Posted: Sat Aug 11, 2007 4:33 pm
by clide
Skywalker wrote:@clide: I've been working on using a similar concept to Hotwired's to intentionally get the valve to repeat (see the auto-diaphragm thread). From my experience, I don't think the valve will repeat. But you are right, smaller pilot volume is better (less air to pilot, so less waste), and the expansion chamber probably has a minimum volume that will trigger the gun properly.

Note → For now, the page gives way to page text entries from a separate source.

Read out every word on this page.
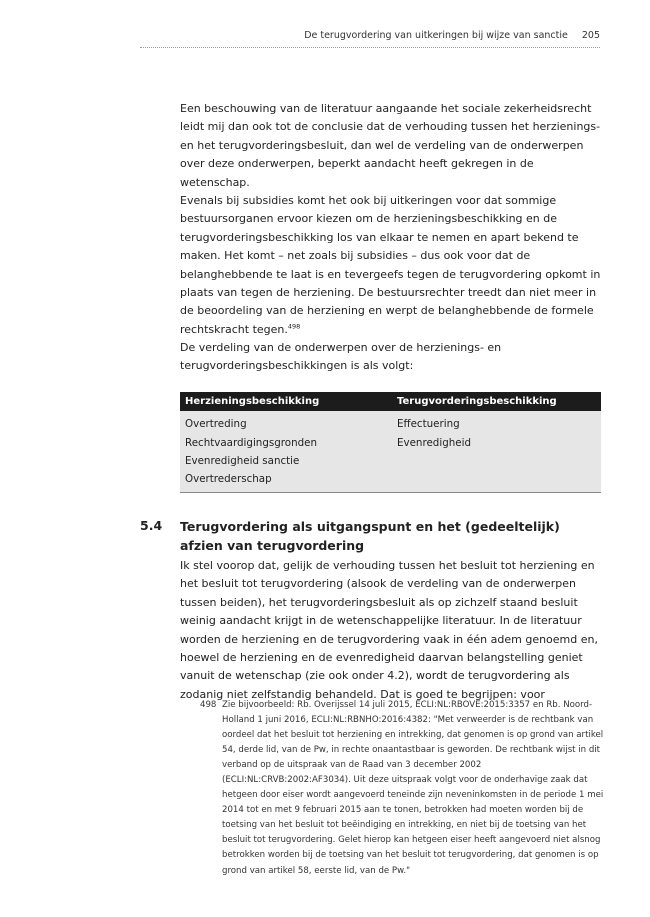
De terugvordering van uitkeringen bij wijze van sanctie 205

Een beschouwing van de literatuur aangaande het sociale zekerheidsrecht leidt mij dan ook tot de conclusie dat de verhouding tussen het herzienings- en het terugvorderingsbesluit, dan wel de verdeling van de onderwerpen over deze onderwerpen, beperkt aandacht heeft gekregen in de wetenschap.

Evenals bij subsidies komt het ook bij uitkeringen voor dat sommige bestuursorganen ervoor kiezen om de herzieningsbeschikking en de terugvorderingsbeschikking los van elkaar te nemen en apart bekend te maken. Het komt – net zoals bij subsidies – dus ook voor dat de belanghebbende te laat is en tevergeefs tegen de terugvordering opkomt in plaats van tegen de herziening. De bestuursrechter treedt dan niet meer in de beoordeling van de herziening en werpt de belanghebbende de formele rechtskracht tegen.$^{498}$

De verdeling van de onderwerpen over de herzienings- en terugvorderingsbeschikkingen is als volgt:

Herzieningsbeschikking	Terugvorderingsbeschikking
Overtreding	Effectuering
Rechtvaardigingsgronden	Evenredigheid
Evenredigheid sanctie
Overtrederschap
5.4 Terugvordering als uitgangspunt en het (gedeeltelijk) afzien van terugvordering

Ik stel voorop dat, gelijk de verhouding tussen het besluit tot herziening en het besluit tot terugvordering (alsook de verdeling van de onderwerpen tussen beiden), het terugvorderingsbesluit als op zichzelf staand besluit weinig aandacht krijgt in de wetenschappelijke literatuur. In de literatuur worden de herziening en de terugvordering vaak in één adem genoemd en, hoewel de herziening en de evenredigheid daarvan belangstelling geniet vanuit de wetenschap (zie ook onder 4.2), wordt de terugvordering als zodanig niet zelfstandig behandeld. Dat is goed te begrijpen: voor

498 Zie bijvoorbeeld: Rb. Overijssel 14 juli 2015, ECLI:NL:RBOVE:2015:3357 en Rb. Noord-Holland 1 juni 2016, ECLI:NL:RBNHO:2016:4382: "Met verweerder is de rechtbank van oordeel dat het besluit tot herziening en intrekking, dat genomen is op grond van artikel 54, derde lid, van de Pw, in rechte onaantastbaar is geworden. De rechtbank wijst in dit verband op de uitspraak van de Raad van 3 december 2002 (ECLI:NL:CRVB:2002:AF3034). Uit deze uitspraak volgt voor de onderhavige zaak dat hetgeen door eiser wordt aangevoerd teneinde zijn neveninkomsten in de periode 1 mei 2014 tot en met 9 februari 2015 aan te tonen, betrokken had moeten worden bij de toetsing van het besluit tot beëindiging en intrekking, en niet bij de toetsing van het besluit tot terugvordering. Gelet hierop kan hetgeen eiser heeft aangevoerd niet alsnog betrokken worden bij de toetsing van het besluit tot terugvordering, dat genomen is op grond van artikel 58, eerste lid, van de Pw."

Also, if you want to put, say, CO2 into the gun through the pilot area, that brings you right back to a design like your slider or gb semi-auto (which are very nice guns, btw). But I think that kinda defeats the stand-alone philosophy. What do you say, Hotwired?
Almost all bouncing valves (bouncing in the sense that I am referring to) would bounce open and closed so fast that I can't really imagine them being useful. They let out small quantities of air, close, and probably even reopen before your first projectile has left the barrel and before another can be loaded. Take a sprinkler valve actuated by a solenoid for example. It opens and closes so fast that it creates a tone. IIRC jimmy once measured the tone to see what the frequency was, but I can't remember what it was. Plus that kind of behavior is sensitive to projectile weight, change your projectile and the valve could change the bouncing behavior.

The minimum volume for the expansion chamber would be pretty easy to calculate. Just use the seat and piston diameters to determine what pressure drop is needed to open the valve and use P1V1=P2V2 for the pilot to calculate how much volume is needed to drop the pressure that low. Although you would probably want to go a bit bigger than the minimum to account for things like the equalization hole.

The benefit of this design over the Slider for a constant air supply is that this design doesn't completely vent the chamber which allows it to be much more efficient. It would work in much the same way as the GB Semi with a constant air supply. But like the GB Semi it would still work without the air supply, but with decreasing pressure each shot.

Posted: Sat Aug 11, 2007 8:01 pm
by Skywalker
Re bouncing: I wasn't sure that bouncing was the cause of sprinkler honk (I've heard sprinklers honk, so I know what you're talking about.) I thought it was something akin to the whoppee cushion effect, or making a party balloon scream by stretching its mouth wide and releasing air. I can't imagine the entire valve oscillating fast enough to be in the audible frequency range.

Anyway, I think the whole thing is moot anyway, because we aren't dealing with a slow pilot emptying rate. The pilot psi drop is going to be fast, so there shouldn't be a problem with bouncing.

Yep, that efficiency gain is one of the big things I like about Hotwired's idea. But like you said, it's hard to integrate an constant air supply into it.

The strange thing is, Hotwired is (and I have been too, for that matter) trying to get that air efficiency with a barrel-sealer, when the whole idea of the barrel sealer is to make a valve that flies open as fast as possible and doesn't want to close again.

Posted: Sun Aug 12, 2007 5:41 pm
by Hotwired
@Clide

The diagrams are simplified but I intend to use the same style of piston QEV I have on my existing cannon and it works in a semi-semi-automatic manner (using two valves) with the ~20cm of 8mm copper tubing it has on it so I'm not too worried about that.

I'm planning to use it at 250-300psi starting pressure with over twice the chamber volume of copperhead and although the secondary pilot volume won't be very large, the high pressure should still be able to shift a small, well sealed pneumatic cylinder.

&@Skywalker

A constant air supply can't really fit into the design too easily. An airline could be arranged to let air in automatically when the trigger was not pulled back, a 5 port valve would do it. But I think the best thing would be to fire from a charged chamber and take a break to refill ammo and air.

@Spud Yeti

The cartridges are there because that particular design sketch is the original sketch for my ongoing cannon design which will fire plastic slugs just to be different ^_^

Little more difficult to make things for cylindrical rather than spherical ammo but it's all the same when everything works as it should.